Alors que le procès de l’ancien président Joseph Kabila s’est ouvert ce vendredi 25 juillet 2025 devant la Haute Cour militaire à Kinshasa, les réactions fusent de toutes parts, notamment au sein du mouvement armé M23-AFC et dans la sphère politique congolaise.
Lors d’une conférence de presse tenue à Goma, Benjamin Mbonimpa, secrétaire permanent et chef de la délégation du M23-AFC à Doha, a dénoncé ce qu’il considère comme « un procès d’intention » dirigé contre un homme qui, selon lui, a « tout donné pour la République démocratique du Congo ».
« Pensez-vous vraiment que dans ce pays, vous aurez la paix en excluant Joseph Kabila ? », a lancé Mbonimpa à la presse.
« Sa présence à Goma n’est pas différente de celle des évêques de la CENCO-ECC ou de Bintou Keita. Joseph Kabila n’est pas membre de notre organisation, à moins qu’il décide un jour d’en faire partie, sur base du grand travail que notre mouvement fait ici. C’est un homme qui mérite le respect de toute la République », ajoute-t-il.

Pour le M23, cette procédure judiciaire vient miner les efforts de paix en cours dans la région, en excluant d’importants acteurs politiques du dialogue national.
De son côté, l’opposant politique congolais Franck Diongo, aujourd’hui en exil, a qualifié le procès de Joseph Kabila de « farce judiciaire ».
« Ce n’est pas de la justice, c’est une opération de survie politique. Tshisekedi instrumentalise les morts de l’Est pour justifier son échec total à sécuriser le pays et se fabriquer une posture de héros », a-t-il écrit sur son compte X.

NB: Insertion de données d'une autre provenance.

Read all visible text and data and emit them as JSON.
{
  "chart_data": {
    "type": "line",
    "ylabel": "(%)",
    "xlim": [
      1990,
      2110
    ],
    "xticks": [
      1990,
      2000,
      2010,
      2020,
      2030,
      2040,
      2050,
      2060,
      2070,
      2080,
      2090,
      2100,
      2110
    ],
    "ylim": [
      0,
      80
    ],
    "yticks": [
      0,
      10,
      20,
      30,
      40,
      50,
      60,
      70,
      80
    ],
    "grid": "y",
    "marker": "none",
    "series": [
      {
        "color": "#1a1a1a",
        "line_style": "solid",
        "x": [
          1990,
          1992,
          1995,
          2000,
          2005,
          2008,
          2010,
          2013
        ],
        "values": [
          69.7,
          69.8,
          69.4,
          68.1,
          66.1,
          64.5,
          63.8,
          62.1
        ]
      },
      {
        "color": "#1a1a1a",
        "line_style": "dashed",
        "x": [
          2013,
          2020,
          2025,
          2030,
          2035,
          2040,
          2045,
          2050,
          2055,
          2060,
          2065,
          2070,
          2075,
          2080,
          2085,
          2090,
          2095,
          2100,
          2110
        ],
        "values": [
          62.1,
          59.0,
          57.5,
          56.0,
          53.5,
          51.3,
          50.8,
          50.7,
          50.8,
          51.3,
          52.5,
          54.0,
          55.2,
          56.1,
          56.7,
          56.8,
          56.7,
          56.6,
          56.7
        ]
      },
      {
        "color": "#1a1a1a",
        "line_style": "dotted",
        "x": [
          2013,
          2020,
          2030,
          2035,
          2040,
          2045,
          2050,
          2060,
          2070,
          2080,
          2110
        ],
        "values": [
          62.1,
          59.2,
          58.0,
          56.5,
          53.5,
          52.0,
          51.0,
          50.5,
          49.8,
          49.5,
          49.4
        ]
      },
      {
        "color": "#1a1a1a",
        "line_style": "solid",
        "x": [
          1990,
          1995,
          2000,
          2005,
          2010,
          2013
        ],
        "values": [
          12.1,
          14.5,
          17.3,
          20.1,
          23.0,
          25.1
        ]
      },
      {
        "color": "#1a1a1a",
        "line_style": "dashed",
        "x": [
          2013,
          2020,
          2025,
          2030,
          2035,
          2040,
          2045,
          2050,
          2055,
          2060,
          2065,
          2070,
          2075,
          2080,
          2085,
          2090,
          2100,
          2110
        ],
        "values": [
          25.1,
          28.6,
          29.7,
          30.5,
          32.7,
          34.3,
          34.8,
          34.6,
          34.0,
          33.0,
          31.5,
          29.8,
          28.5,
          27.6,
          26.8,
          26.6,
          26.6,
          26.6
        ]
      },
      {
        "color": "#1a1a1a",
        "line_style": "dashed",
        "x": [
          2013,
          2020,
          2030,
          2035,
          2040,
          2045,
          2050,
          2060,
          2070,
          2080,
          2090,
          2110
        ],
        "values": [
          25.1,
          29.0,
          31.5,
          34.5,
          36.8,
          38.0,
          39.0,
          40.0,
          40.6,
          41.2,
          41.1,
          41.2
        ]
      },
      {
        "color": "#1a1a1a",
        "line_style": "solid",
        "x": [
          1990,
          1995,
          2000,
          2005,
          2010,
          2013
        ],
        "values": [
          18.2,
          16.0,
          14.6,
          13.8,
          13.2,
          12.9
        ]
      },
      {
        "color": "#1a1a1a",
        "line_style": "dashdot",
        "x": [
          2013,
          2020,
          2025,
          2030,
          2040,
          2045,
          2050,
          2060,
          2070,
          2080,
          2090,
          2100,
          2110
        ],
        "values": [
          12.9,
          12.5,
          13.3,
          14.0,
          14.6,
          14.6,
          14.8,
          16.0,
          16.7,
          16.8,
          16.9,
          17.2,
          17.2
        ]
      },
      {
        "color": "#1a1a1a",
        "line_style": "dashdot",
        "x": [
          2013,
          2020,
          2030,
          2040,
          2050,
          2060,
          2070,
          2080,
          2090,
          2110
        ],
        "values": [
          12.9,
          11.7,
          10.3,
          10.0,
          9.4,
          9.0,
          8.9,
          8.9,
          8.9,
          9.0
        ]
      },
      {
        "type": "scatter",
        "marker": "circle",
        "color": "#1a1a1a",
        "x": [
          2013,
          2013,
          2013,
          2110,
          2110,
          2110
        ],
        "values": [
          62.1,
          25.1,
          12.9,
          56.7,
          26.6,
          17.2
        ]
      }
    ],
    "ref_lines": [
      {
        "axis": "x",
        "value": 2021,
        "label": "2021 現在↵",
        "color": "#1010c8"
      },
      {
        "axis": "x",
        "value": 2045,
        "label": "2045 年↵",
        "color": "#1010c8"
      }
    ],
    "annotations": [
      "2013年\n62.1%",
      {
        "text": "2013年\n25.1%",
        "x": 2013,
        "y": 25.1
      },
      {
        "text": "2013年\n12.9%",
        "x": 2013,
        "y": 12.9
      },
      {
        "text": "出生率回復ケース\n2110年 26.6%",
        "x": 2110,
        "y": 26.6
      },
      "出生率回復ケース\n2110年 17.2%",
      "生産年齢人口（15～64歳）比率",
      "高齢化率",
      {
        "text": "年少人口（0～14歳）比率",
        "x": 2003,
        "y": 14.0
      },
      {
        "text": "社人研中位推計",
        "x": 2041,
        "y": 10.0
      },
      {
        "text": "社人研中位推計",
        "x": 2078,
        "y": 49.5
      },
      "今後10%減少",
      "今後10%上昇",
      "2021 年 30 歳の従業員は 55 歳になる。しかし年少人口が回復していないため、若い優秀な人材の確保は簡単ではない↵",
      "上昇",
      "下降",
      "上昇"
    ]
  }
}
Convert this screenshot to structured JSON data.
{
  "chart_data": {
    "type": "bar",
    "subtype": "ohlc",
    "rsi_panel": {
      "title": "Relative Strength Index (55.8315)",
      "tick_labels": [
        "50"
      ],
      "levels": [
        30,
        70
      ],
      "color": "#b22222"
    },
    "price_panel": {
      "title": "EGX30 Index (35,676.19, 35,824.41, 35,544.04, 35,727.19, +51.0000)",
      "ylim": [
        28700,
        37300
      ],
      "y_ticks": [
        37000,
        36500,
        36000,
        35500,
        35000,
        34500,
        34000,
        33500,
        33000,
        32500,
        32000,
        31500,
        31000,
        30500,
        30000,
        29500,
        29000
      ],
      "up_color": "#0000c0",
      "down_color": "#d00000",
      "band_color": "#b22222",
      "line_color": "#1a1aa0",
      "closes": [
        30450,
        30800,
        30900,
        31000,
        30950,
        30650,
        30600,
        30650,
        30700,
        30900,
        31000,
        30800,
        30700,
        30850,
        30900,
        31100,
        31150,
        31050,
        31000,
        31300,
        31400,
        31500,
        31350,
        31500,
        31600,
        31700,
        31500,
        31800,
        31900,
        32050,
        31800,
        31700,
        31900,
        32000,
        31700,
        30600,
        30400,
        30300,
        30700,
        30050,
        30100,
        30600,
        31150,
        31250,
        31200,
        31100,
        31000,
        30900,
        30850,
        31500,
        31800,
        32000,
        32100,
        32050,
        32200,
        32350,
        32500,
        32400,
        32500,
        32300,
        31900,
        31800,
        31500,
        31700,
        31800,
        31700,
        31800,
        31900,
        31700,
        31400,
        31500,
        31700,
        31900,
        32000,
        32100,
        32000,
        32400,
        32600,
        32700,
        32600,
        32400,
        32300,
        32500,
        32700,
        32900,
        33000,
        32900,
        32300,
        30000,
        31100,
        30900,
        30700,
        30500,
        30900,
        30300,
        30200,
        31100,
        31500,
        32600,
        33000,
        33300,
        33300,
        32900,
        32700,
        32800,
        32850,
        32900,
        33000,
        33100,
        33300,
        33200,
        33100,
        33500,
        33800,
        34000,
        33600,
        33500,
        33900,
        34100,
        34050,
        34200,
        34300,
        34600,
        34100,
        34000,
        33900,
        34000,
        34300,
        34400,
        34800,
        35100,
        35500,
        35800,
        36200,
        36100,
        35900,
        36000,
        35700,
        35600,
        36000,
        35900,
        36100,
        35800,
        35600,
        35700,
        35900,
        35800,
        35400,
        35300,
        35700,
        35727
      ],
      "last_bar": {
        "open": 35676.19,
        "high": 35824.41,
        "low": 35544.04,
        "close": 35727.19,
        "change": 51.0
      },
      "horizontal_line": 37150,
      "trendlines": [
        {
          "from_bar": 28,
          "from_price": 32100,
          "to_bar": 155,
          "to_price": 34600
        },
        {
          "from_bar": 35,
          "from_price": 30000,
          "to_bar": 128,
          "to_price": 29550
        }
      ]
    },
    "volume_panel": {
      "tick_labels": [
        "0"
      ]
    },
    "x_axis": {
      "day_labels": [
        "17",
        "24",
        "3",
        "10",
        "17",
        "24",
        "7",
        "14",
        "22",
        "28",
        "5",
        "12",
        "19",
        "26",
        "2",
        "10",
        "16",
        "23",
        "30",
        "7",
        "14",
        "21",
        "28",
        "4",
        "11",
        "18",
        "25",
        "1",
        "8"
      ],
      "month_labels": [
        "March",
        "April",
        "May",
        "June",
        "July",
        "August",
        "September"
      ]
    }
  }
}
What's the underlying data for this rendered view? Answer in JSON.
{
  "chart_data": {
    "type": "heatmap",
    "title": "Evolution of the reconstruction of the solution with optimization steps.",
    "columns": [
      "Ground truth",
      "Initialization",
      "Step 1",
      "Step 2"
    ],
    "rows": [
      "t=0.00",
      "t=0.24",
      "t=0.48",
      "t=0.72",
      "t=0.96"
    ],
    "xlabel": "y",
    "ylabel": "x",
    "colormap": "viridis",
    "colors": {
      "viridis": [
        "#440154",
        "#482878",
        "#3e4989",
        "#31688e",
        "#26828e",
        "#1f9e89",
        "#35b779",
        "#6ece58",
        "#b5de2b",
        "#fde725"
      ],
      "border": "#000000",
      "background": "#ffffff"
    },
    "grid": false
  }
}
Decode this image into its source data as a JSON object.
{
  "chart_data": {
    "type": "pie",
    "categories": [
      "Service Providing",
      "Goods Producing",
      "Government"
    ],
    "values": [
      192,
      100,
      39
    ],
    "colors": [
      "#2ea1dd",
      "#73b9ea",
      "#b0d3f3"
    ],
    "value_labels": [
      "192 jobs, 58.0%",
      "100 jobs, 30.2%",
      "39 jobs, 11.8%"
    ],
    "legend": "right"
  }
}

« On ne juge pas les tueurs, on sacrifie un symbole. Les responsabilités sont trafiquées, inversées, falsifiées. Kabila est désigné coupable sur mesure, pour blanchir le chaos provoqué par l’inaction du régime », précise-t-il.
Joseph Kabila, qui ne s’est pas présenté à l’audience de ce vendredi, est poursuivi pour trahison, participation à un mouvement insurrectionnel, crimes contre la paix et la sécurité de l’humanité, homicide intentionnel, apologie, viol, torture, déportation, et occupation armée de la ville de Goma. La prochaine audience est fixée au 31 juillet 2025.